But, for all the grief it’s causing, Protocol 321 may be the least of Upjohn’s problems. Far more critical to the U.S. Food and Drug Administration’s 1982 approval of Halcion was a clinical trial called Protocol 6045. Unlike Protocol 321, a six-week tolerance study conducted on 58 healthy prison inmates, Protocol 6045 included four 28-day studies involving 129 true insomniacs. It was the largest of three trials the FDA deemed “pivotal” to Halcion’s approval. The problem, overlooked by FDA officials until NEWSWEEK brought it to their attention last week, is that most of the evidence from Protocol 6045 is worthless. More than half of the study’s participants were enrolled, treated and examined by a confessed fraud.
Dr. William C. Franklin, an internist at the Clinic of the Southwest in Houston, helped a number of pharmaceutical companies test new drugs during the 1960s and ’70s. But in the fall of 1982, Franklin’s career as a clinical researcher came to a halt. An FDA investigation showed that he had fabricated patient records or failed to report adverse reactions in several drug studies. No one accused him of falsifying his Halcion data, but he agreed in a statement dated Oct. 20,1982, that in light of his violations he would not participate in any study of “investigational new drugs or devices.” On Nov. 24, nine days after it approved Halcion for marketing, the FDA sent letters to Upjohn and nine other companies, notifying them that Franklin had been disqualified. “FDA will not accept data from Dr. Franklin’s studies in support of claims for products within FDA jurisdiction,” the letter read. “Please determine whether, after his data are removed from consideration, those data remaining are adequate to justify all claims for safety and efficacy.”
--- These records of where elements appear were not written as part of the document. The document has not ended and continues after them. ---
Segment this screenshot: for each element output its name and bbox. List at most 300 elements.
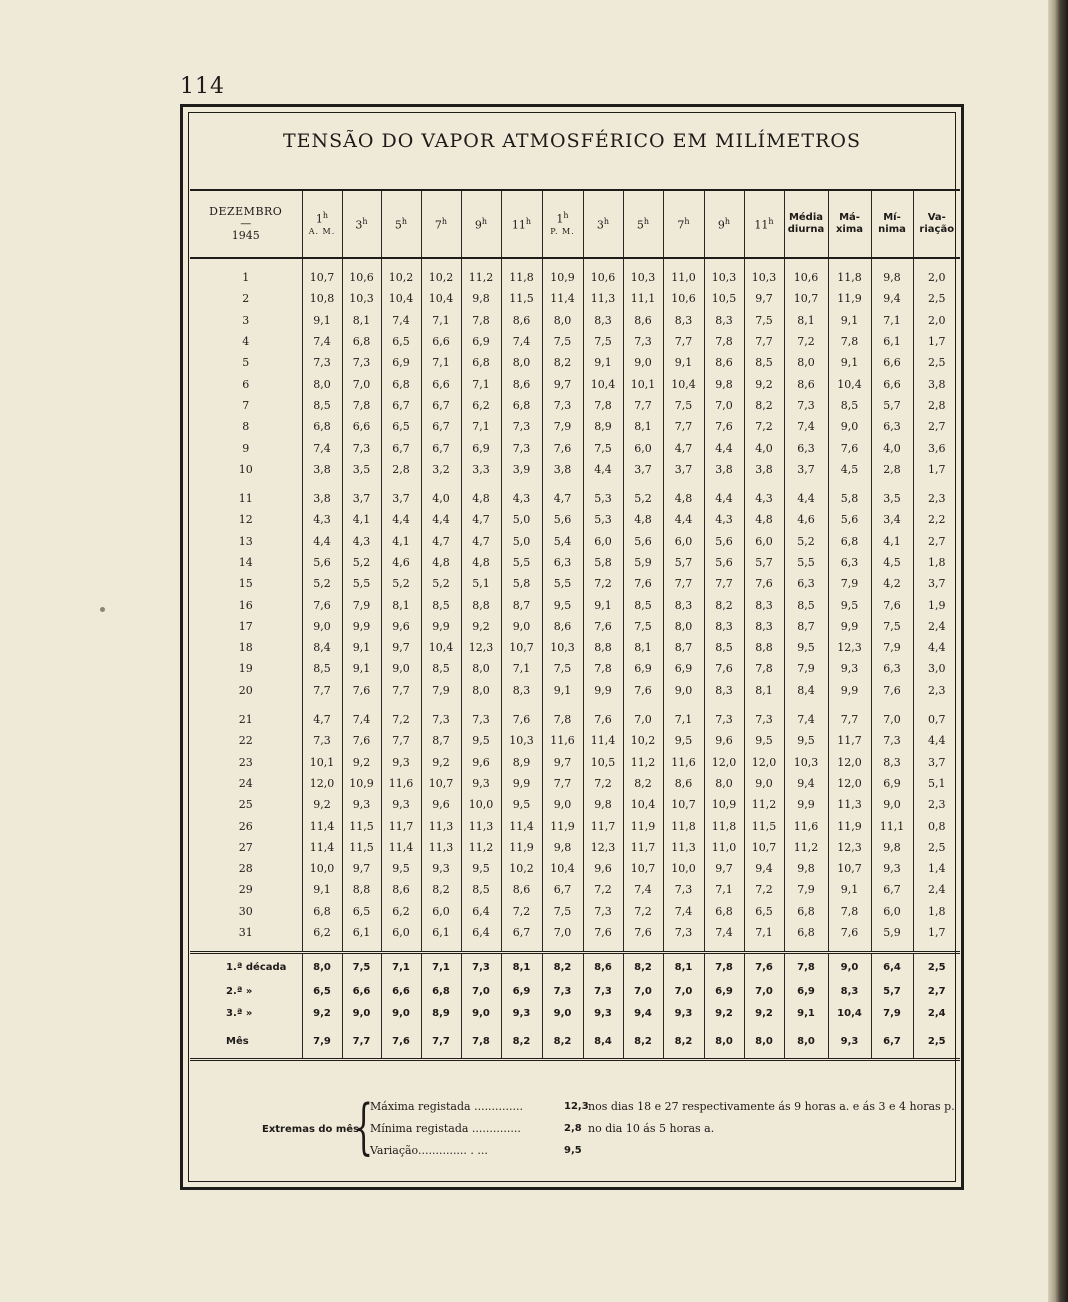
value-cell: 8,1	[623, 416, 663, 437]
value-cell: 11,9	[501, 837, 542, 858]
value-cell: 8,0	[501, 352, 542, 373]
value-cell: 9,0	[871, 794, 913, 815]
summary-label: 2.ª »	[190, 980, 302, 1002]
value-cell: 3,9	[501, 459, 542, 480]
value-cell: 10,4	[583, 373, 623, 394]
summary-value: 9,4	[623, 1002, 663, 1024]
value-cell: 2,7	[928, 534, 946, 548]
value-cell: 2,5	[928, 840, 946, 854]
value-cell: 4,7	[542, 488, 583, 509]
summary-value: 6,8	[421, 980, 461, 1002]
summary-value: 2,7	[927, 985, 946, 997]
hour-header: 11$^h$	[744, 190, 784, 258]
table-row	[190, 594, 960, 615]
value-cell: 4,1	[871, 531, 913, 552]
value-cell: 9,5	[461, 730, 501, 751]
value-cell: 11,1	[623, 288, 663, 309]
value-cell: 9,1	[583, 352, 623, 373]
value-cell: 8,7	[663, 637, 704, 658]
value-cell: 4,8	[421, 552, 461, 573]
value-cell: 9,5	[784, 730, 828, 751]
value-cell: 7,0	[342, 373, 381, 394]
value-cell: 5,5	[784, 552, 828, 573]
value-cell: 6,3	[784, 437, 828, 458]
value-cell: 10,5	[704, 288, 744, 309]
value-cell: 7,6	[623, 680, 663, 701]
value-cell: 9,8	[461, 288, 501, 309]
value-cell: 6,7	[381, 395, 421, 416]
value-cell: 7,6	[623, 922, 663, 943]
value-cell: 7,8	[583, 658, 623, 679]
value-cell: 7,3	[501, 416, 542, 437]
value-cell: 7,0	[623, 709, 663, 730]
value-cell: 8,2	[744, 395, 784, 416]
value-cell: 7,8	[828, 901, 871, 922]
summary-value: 7,7	[342, 1024, 381, 1060]
summary-value: 8,2	[663, 1024, 704, 1060]
value-cell: 11,8	[828, 267, 871, 288]
value-cell: 1,4	[928, 862, 946, 876]
minima-value: 2,8	[564, 1123, 582, 1134]
value-cell: 5,6	[302, 552, 342, 573]
maxima-label: Máxima registada ..............	[370, 1100, 524, 1113]
table-row	[190, 437, 960, 458]
summary-value: 7,6	[744, 953, 784, 981]
value-cell: 11,6	[542, 730, 583, 751]
value-cell: 8,6	[501, 879, 542, 900]
value-cell: 9,0	[663, 680, 704, 701]
day-cell: 8	[190, 416, 302, 437]
value-cell: 7,3	[542, 395, 583, 416]
summary-value: 8,0	[302, 953, 342, 981]
table-row	[190, 709, 960, 730]
value-cell: 6,5	[342, 901, 381, 922]
value-cell: 9,8	[583, 794, 623, 815]
value-cell: 7,0	[542, 922, 583, 943]
value-cell: 11,4	[501, 815, 542, 836]
value-cell: 7,1	[501, 658, 542, 679]
value-cell: 11,4	[302, 837, 342, 858]
value-cell: 11,3	[421, 837, 461, 858]
value-cell: 6,0	[421, 901, 461, 922]
value-cell: 9,5	[461, 858, 501, 879]
value-cell: 6,3	[542, 552, 583, 573]
value-cell: 10,2	[623, 730, 663, 751]
value-cell: 2,4	[928, 619, 946, 633]
value-cell: 9,7	[542, 752, 583, 773]
summary-rows	[190, 953, 960, 1060]
value-cell: 7,7	[663, 331, 704, 352]
decade-summary-row	[190, 1002, 960, 1024]
value-cell: 7,1	[744, 922, 784, 943]
value-cell: 4,8	[461, 552, 501, 573]
value-cell: 10,6	[663, 288, 704, 309]
value-cell: 7,7	[744, 331, 784, 352]
bottom-spacer-row	[190, 943, 960, 953]
value-cell: 8,5	[704, 637, 744, 658]
minima-description: no dia 10 ás 5 horas a.	[588, 1122, 715, 1135]
value-cell: 11,4	[302, 815, 342, 836]
value-cell: 7,0	[704, 395, 744, 416]
table-row	[190, 616, 960, 637]
value-cell: 8,9	[583, 416, 623, 437]
value-cell: 9,1	[542, 680, 583, 701]
table-row	[190, 680, 960, 701]
summary-value: 8,4	[583, 1024, 623, 1060]
value-cell: 8,5	[623, 594, 663, 615]
summary-label: 3.ª »	[190, 1002, 302, 1024]
value-cell: 7,1	[871, 310, 913, 331]
value-cell: 6,9	[461, 331, 501, 352]
day-cell: 9	[190, 437, 302, 458]
day-cell: 22	[190, 730, 302, 751]
value-cell: 9,3	[381, 794, 421, 815]
value-cell: 2,8	[871, 459, 913, 480]
value-cell: 11,9	[828, 815, 871, 836]
day-cell: 23	[190, 752, 302, 773]
summary-value: 8,3	[828, 980, 871, 1002]
value-cell: 11,2	[744, 794, 784, 815]
value-cell: 10,1	[623, 373, 663, 394]
value-cell: 8,0	[542, 310, 583, 331]
value-cell: 7,8	[583, 395, 623, 416]
value-cell: 7,4	[663, 901, 704, 922]
summary-value: 6,9	[704, 980, 744, 1002]
value-cell: 7,2	[744, 879, 784, 900]
value-cell: 1,8	[928, 556, 946, 569]
value-cell: 8,5	[828, 395, 871, 416]
value-cell: 6,0	[381, 922, 421, 943]
value-cell: 5,5	[542, 573, 583, 594]
value-cell: 7,3	[663, 922, 704, 943]
value-cell: 3,8	[302, 488, 342, 509]
value-cell: 6,8	[461, 352, 501, 373]
value-cell: 11,2	[623, 752, 663, 773]
summary-value: 6,5	[302, 980, 342, 1002]
value-cell: 7,6	[704, 416, 744, 437]
value-cell: 4,4	[928, 734, 946, 748]
value-cell: 10,4	[828, 373, 871, 394]
value-cell: 11,7	[828, 730, 871, 751]
value-cell: 11,9	[828, 288, 871, 309]
value-cell: 8,2	[542, 352, 583, 373]
value-cell: 10,9	[342, 773, 381, 794]
value-cell: 7,6	[828, 922, 871, 943]
value-cell: 6,6	[421, 331, 461, 352]
day-cell: 20	[190, 680, 302, 701]
summary-value: 7,0	[461, 980, 501, 1002]
value-cell: 0,8	[928, 819, 946, 833]
value-cell: 11,9	[542, 815, 583, 836]
hour-header: 1$^h$ P. M.	[542, 190, 583, 258]
value-cell: 5,1	[928, 776, 946, 790]
value-cell: 2,3	[928, 683, 946, 697]
value-cell: 6,1	[871, 331, 913, 352]
value-cell: 10,4	[421, 288, 461, 309]
value-cell: 2,0	[928, 313, 946, 327]
table-row	[190, 922, 960, 943]
value-cell: 9,1	[342, 658, 381, 679]
value-cell: 11,2	[461, 267, 501, 288]
value-cell: 11,5	[744, 815, 784, 836]
summary-value: 2,5	[913, 1024, 960, 1060]
value-cell: 12,0	[828, 773, 871, 794]
table-row	[190, 352, 960, 373]
value-cell: 9,5	[744, 730, 784, 751]
table-row	[190, 879, 960, 900]
value-cell: 8,3	[704, 310, 744, 331]
value-cell: 7,4	[302, 437, 342, 458]
value-cell: 6,7	[871, 879, 913, 900]
summary-value: 7,3	[542, 980, 583, 1002]
minima-header: Mí- nima	[871, 190, 913, 258]
value-cell: 3,7	[342, 488, 381, 509]
hour-header: 9$^h$	[461, 190, 501, 258]
decade-summary-row	[190, 980, 960, 1002]
value-cell: 6,6	[871, 352, 913, 373]
value-cell: 9,8	[784, 858, 828, 879]
value-cell: 10,2	[381, 267, 421, 288]
value-cell: 4,0	[421, 488, 461, 509]
value-cell: 4,5	[828, 459, 871, 480]
day-cell: 1	[190, 267, 302, 288]
value-cell: 4,4	[302, 531, 342, 552]
value-cell: 7,2	[623, 901, 663, 922]
value-cell: 2,8	[928, 398, 946, 412]
value-cell: 9,9	[421, 616, 461, 637]
value-cell: 5,6	[704, 552, 744, 573]
value-cell: 9,1	[828, 352, 871, 373]
maxima-description: nos dias 18 e 27 respectivamente ás 9 horas a. e ás 3 e 4 horas p.	[588, 1100, 955, 1113]
value-cell: 4,3	[302, 509, 342, 530]
value-cell: 6,7	[542, 879, 583, 900]
top-spacer-row	[190, 258, 960, 267]
value-cell: 10,7	[623, 858, 663, 879]
value-cell: 6,8	[302, 901, 342, 922]
value-cell: 4,8	[623, 509, 663, 530]
value-cell: 7,8	[828, 331, 871, 352]
value-cell: 12,3	[828, 637, 871, 658]
variacao-value: 9,5	[564, 1145, 582, 1156]
value-cell: 7,9	[342, 594, 381, 615]
summary-value: 9,0	[342, 1002, 381, 1024]
value-cell: 5,2	[381, 573, 421, 594]
value-cell: 8,4	[784, 680, 828, 701]
value-cell: 8,0	[461, 680, 501, 701]
value-cell: 7,3	[704, 709, 744, 730]
value-cell: 6,9	[381, 352, 421, 373]
value-cell: 8,1	[381, 594, 421, 615]
value-cell: 4,4	[663, 509, 704, 530]
value-cell: 8,1	[342, 310, 381, 331]
hour-header: 5$^h$	[623, 190, 663, 258]
maxima-row	[370, 1098, 955, 1116]
value-cell: 7,2	[583, 879, 623, 900]
value-cell: 3,5	[342, 459, 381, 480]
value-cell: 8,6	[704, 352, 744, 373]
value-cell: 4,7	[461, 531, 501, 552]
value-cell: 2,2	[928, 513, 946, 527]
value-cell: 11,9	[623, 815, 663, 836]
value-cell: 5,6	[542, 509, 583, 530]
value-cell: 10,9	[704, 794, 744, 815]
value-cell: 2,3	[928, 798, 946, 812]
day-cell: 18	[190, 637, 302, 658]
value-cell: 12,0	[828, 752, 871, 773]
summary-value: 7,0	[663, 980, 704, 1002]
value-cell: 9,6	[461, 752, 501, 773]
value-cell: 8,7	[421, 730, 461, 751]
value-cell: 10,3	[501, 730, 542, 751]
value-cell: 8,5	[302, 395, 342, 416]
summary-value: 6,9	[784, 980, 828, 1002]
value-cell: 9,1	[302, 879, 342, 900]
value-cell: 10,3	[342, 288, 381, 309]
value-cell: 5,1	[461, 573, 501, 594]
summary-value: 6,7	[871, 1024, 913, 1060]
value-cell: 11,8	[501, 267, 542, 288]
value-cell: 7,3	[342, 352, 381, 373]
summary-value: 9,0	[542, 1002, 583, 1024]
value-cell: 5,5	[501, 552, 542, 573]
table-row	[190, 331, 960, 352]
month-header: DEZEMBRO — 1945	[190, 190, 302, 258]
value-cell: 4,4	[704, 437, 744, 458]
value-cell: 7,9	[784, 658, 828, 679]
value-cell: 3,7	[381, 488, 421, 509]
value-cell: 11,4	[583, 730, 623, 751]
value-cell: 8,3	[663, 310, 704, 331]
value-cell: 7,2	[501, 901, 542, 922]
value-cell: 4,6	[784, 509, 828, 530]
summary-value: 9,2	[302, 1002, 342, 1024]
value-cell: 7,3	[871, 730, 913, 751]
value-cell: 7,7	[302, 680, 342, 701]
summary-value: 5,7	[871, 980, 913, 1002]
day-cell: 28	[190, 858, 302, 879]
value-cell: 7,4	[784, 709, 828, 730]
summary-value: 9,2	[704, 1002, 744, 1024]
value-cell: 6,9	[663, 658, 704, 679]
value-cell: 8,6	[542, 616, 583, 637]
value-cell: 5,8	[501, 573, 542, 594]
page-number: 114	[180, 74, 225, 99]
value-cell: 5,8	[828, 488, 871, 509]
value-cell: 5,9	[871, 922, 913, 943]
decade-spacer-row	[190, 480, 960, 488]
table-row	[190, 901, 960, 922]
decade-summary-row	[190, 953, 960, 981]
summary-value: 7,9	[871, 1002, 913, 1024]
value-cell: 3,0	[928, 662, 946, 676]
table-row	[190, 773, 960, 794]
value-cell: 11,3	[663, 837, 704, 858]
value-cell: 9,9	[583, 680, 623, 701]
header-row	[190, 190, 960, 258]
value-cell: 7,7	[663, 573, 704, 594]
value-cell: 9,4	[744, 858, 784, 879]
value-cell: 9,4	[871, 288, 913, 309]
value-cell: 5,8	[583, 552, 623, 573]
value-cell: 7,5	[583, 437, 623, 458]
value-cell: 8,5	[421, 658, 461, 679]
table-title: TENSÃO DO VAPOR ATMOSFÉRICO EM MILÍMETROS	[283, 130, 861, 152]
value-cell: 7,7	[828, 709, 871, 730]
value-cell: 9,5	[828, 594, 871, 615]
value-cell: 10,2	[421, 267, 461, 288]
value-cell: 8,3	[663, 594, 704, 615]
value-cell: 4,6	[381, 552, 421, 573]
table-row	[190, 752, 960, 773]
summary-label: Mês	[190, 1024, 302, 1060]
value-cell: 9,5	[542, 594, 583, 615]
value-cell: 11,2	[461, 837, 501, 858]
value-cell: 8,7	[784, 616, 828, 637]
day-cell: 31	[190, 922, 302, 943]
value-cell: 12,0	[704, 752, 744, 773]
day-cell: 3	[190, 310, 302, 331]
summary-value: 7,0	[744, 980, 784, 1002]
day-cell: 10	[190, 459, 302, 480]
day-cell: 16	[190, 594, 302, 615]
value-cell: 7,3	[744, 709, 784, 730]
value-cell: 7,5	[871, 616, 913, 637]
value-cell: 8,6	[623, 310, 663, 331]
value-cell: 4,7	[663, 437, 704, 458]
value-cell: 9,3	[421, 858, 461, 879]
day-cell: 21	[190, 709, 302, 730]
value-cell: 6,9	[461, 437, 501, 458]
value-cell: 8,3	[871, 752, 913, 773]
summary-value: 7,3	[583, 980, 623, 1002]
value-cell: 7,3	[342, 437, 381, 458]
hour-header: 7$^h$	[663, 190, 704, 258]
value-cell: 9,2	[421, 752, 461, 773]
summary-value: 6,4	[871, 953, 913, 981]
value-cell: 10,0	[302, 858, 342, 879]
value-cell: 8,3	[744, 616, 784, 637]
table-row	[190, 509, 960, 530]
summary-value: 9,0	[828, 953, 871, 981]
value-cell: 7,3	[302, 352, 342, 373]
day-cell: 13	[190, 531, 302, 552]
table-row	[190, 730, 960, 751]
summary-value: 7,9	[302, 1024, 342, 1060]
value-cell: 2,0	[928, 271, 946, 285]
day-cell: 4	[190, 331, 302, 352]
value-cell: 7,9	[828, 573, 871, 594]
value-cell: 7,6	[828, 437, 871, 458]
value-cell: 4,7	[421, 531, 461, 552]
value-cell: 8,0	[704, 773, 744, 794]
summary-value: 2,4	[927, 1007, 946, 1019]
summary-value: 8,2	[623, 1024, 663, 1060]
value-cell: 5,0	[501, 531, 542, 552]
maxima-header: Má- xima	[828, 190, 871, 258]
value-cell: 7,7	[381, 730, 421, 751]
value-cell: 6,3	[871, 658, 913, 679]
value-cell: 10,2	[501, 858, 542, 879]
value-cell: 7,2	[744, 416, 784, 437]
value-cell: 11,8	[663, 815, 704, 836]
summary-value: 7,6	[381, 1024, 421, 1060]
value-cell: 10,4	[421, 637, 461, 658]
value-cell: 1,7	[928, 462, 946, 476]
value-cell: 7,3	[583, 901, 623, 922]
day-cell: 27	[190, 837, 302, 858]
value-cell: 6,6	[421, 373, 461, 394]
value-cell: 9,0	[381, 658, 421, 679]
Five months later, Upjohn wrote back to say that Franklin’s role in the Halcion trials had been negligible. E. L. Schumann, director of regulatory affairs, noted that Franklin had participated in three studies. But he didn’t mention that those included Protocol 6045–even though it was the largest of three pivotal studies and Franklin had enrolled 52 percent of the patients. He simply noted that Franklin had participated in two other studies (Protocol 6040 and Protocol 6041) that generated data on adverse reactions. Protocol 6041 was in fact the second largest of Upjohn’s three pivotal studies, and Franklin had enrolled 18 percent of the patients. But Schumann didn’t mention that either. Instead, he asserted that since Franklin was responsible for just 4 percent of the patients in a large group drawn from various unspecified studies, “it is unlikely that the deletion of his data would have a meaningful impact on the overall incidence of reactions.” Upjohn stands by that account. “When we got notification from FDA, we analyzed the safety profile extensively,” says Upjohn spokesman Philip Sheldon. “Franklin’s data didn’t affect it at all.”
FDA officials were astonished last week to discover the true impact of Franklin’s work. They’re now scrambling to determine whether Halcion’s 1982 approval was even warranted. Luckily for Upjohn, the agency won’t look only at the studies it deemed pivotal at the time. The FDA is already reviewing the drug’s entire record in light of the controversy over Protocol 321. And Dr. Robert Temple, director of new drug evaluations, guesses there is now enough additional evidence on Halcion to justify the drug’s license. But Temple, like other FDA officials, feels duped. “This letter is just stunning,” he says. “It’s obviously incomplete, inaccurate in part and generally misleading.”
Upjohn dismisses that charge. “We’ve reviewed all our communications with the FDA,” says Sheldon. “There was no attempt on our part to be deceptive.” He adds that since FDA has all the Halcion studies on file, nothing they contain should come as a surprise. Why didn’t anyone at FDA glance at the records back in 1983? How did the omissions in Upjohn’s account go unnoticed for nearly a decade? “Upjohn’s letter came to us,” says Dr. Alan Lisook, chief of the FDA’s clinical investigations branch. “We saw it and said it looked reasonable. We felt there were problems with an investigator. We had no indication there might be problems with the sponsor.” Those problems are now unmistakable.